Often the call comes before a child is even in foster care. The possiblity exists, CPS (Child Protective Services) are headed to the home with police and whatever they need, and "if this child comes in, can you take him/her/them?" We had a bunch like that before we had our first actual placement. And, as with any placement, you go into chaos-management overdrive. What do you need to live with a child of this age? What do you have already? What can you borrow? What do you need to go to the store to get? What store? When? Who will do this? Who will do that? It's like a shot of crazy adrenaline!
Me, I make lists. I take copious, fast notes when the homefinder caseworker calls us - jotting down any and every piece of information I am given. I ask questions, jot down my answers. Another paper comes out: what do we need? My mind races.....I am usually at work, so I call my husband and we brainstorm some more. Yet, I know I have not covered all my bases.
So, I call/text/email Suzanne. We often get called with babies, and well, she has babies. She knows! I distinctly recall one time when we were called for a 6 month old girl. Potentially coming in to care that night. We said yes, and the lists began. Well, my list was woefully inadequate - I think I even forgot bottles! Thankfully, Suzanne was there for me....we went over my list, and she added the missing pieces. Plus, she did not make fun of me for being such a dumb ass. She is good people. (Oh, and the 6 month old girl did not end up coming into foster care. I still say a prayer that she is okay. She is probably 6 now.)
Thanks to Suzanne, I am better prepared these days. We have a "foster baby" box under a bed. It contains some necessities: bottles, liners, regular bottles, spoons, baby monitor, blankets, bibs, burp cloths, etc. We have a pack-and-play, which is the perfect bed for a little one who drops into your life unexpectedly! But, I still ask for validation, for reassurance, for the missing pieces of my list. And she is there to fill in what I have missed, to ask me what I need, to reassure, to help.

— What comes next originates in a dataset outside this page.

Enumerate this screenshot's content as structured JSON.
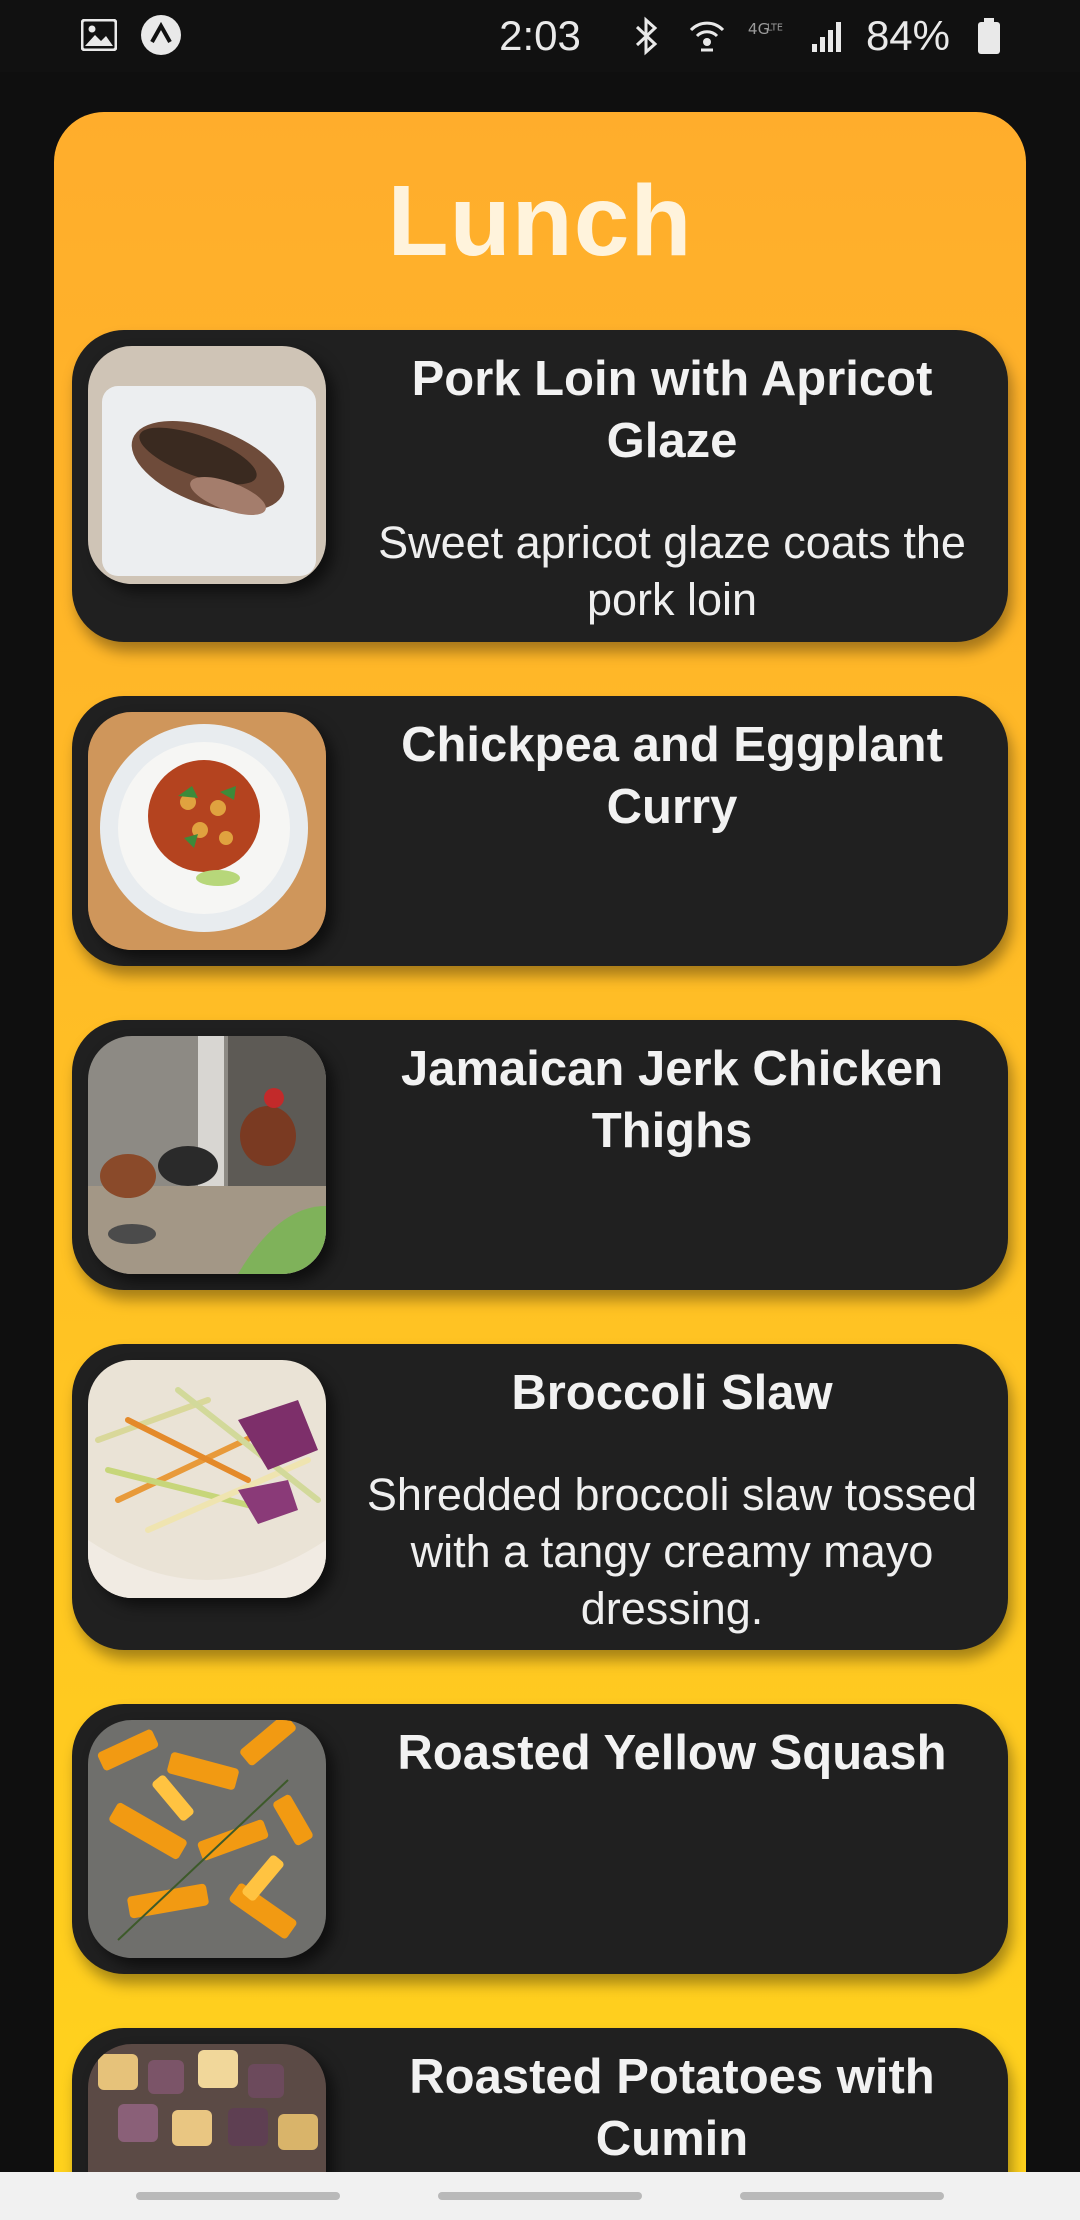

We took in a baby boy almost a month ago now. We were in pretty good shape for him (see above paragraph), but we needed a high chair. Knowing Crosby needed his, I didn't call/text/email Suzanne. I put a quick update on Facebook: "We have a little one staying with us for a few days, and we need a high chair. Does anyone have one we could have/borrow?" Who do you think responded first? Whose high chair do you think is now attached to my table? Of course, Suzanne's. Crosby uses the standing high chair, they also have a table-attaching one. "Take it, Crosby's not big enough for it yet."
I'm not sure I can be a foster parent without Suzanne. She's my lifeline, my Google, my baby whisperer, my brain, my person. It is reason #995,674,357,190,872,109,724 why she is going to beat this thing. The foster children need her! Well, at least the ones who live in my house do.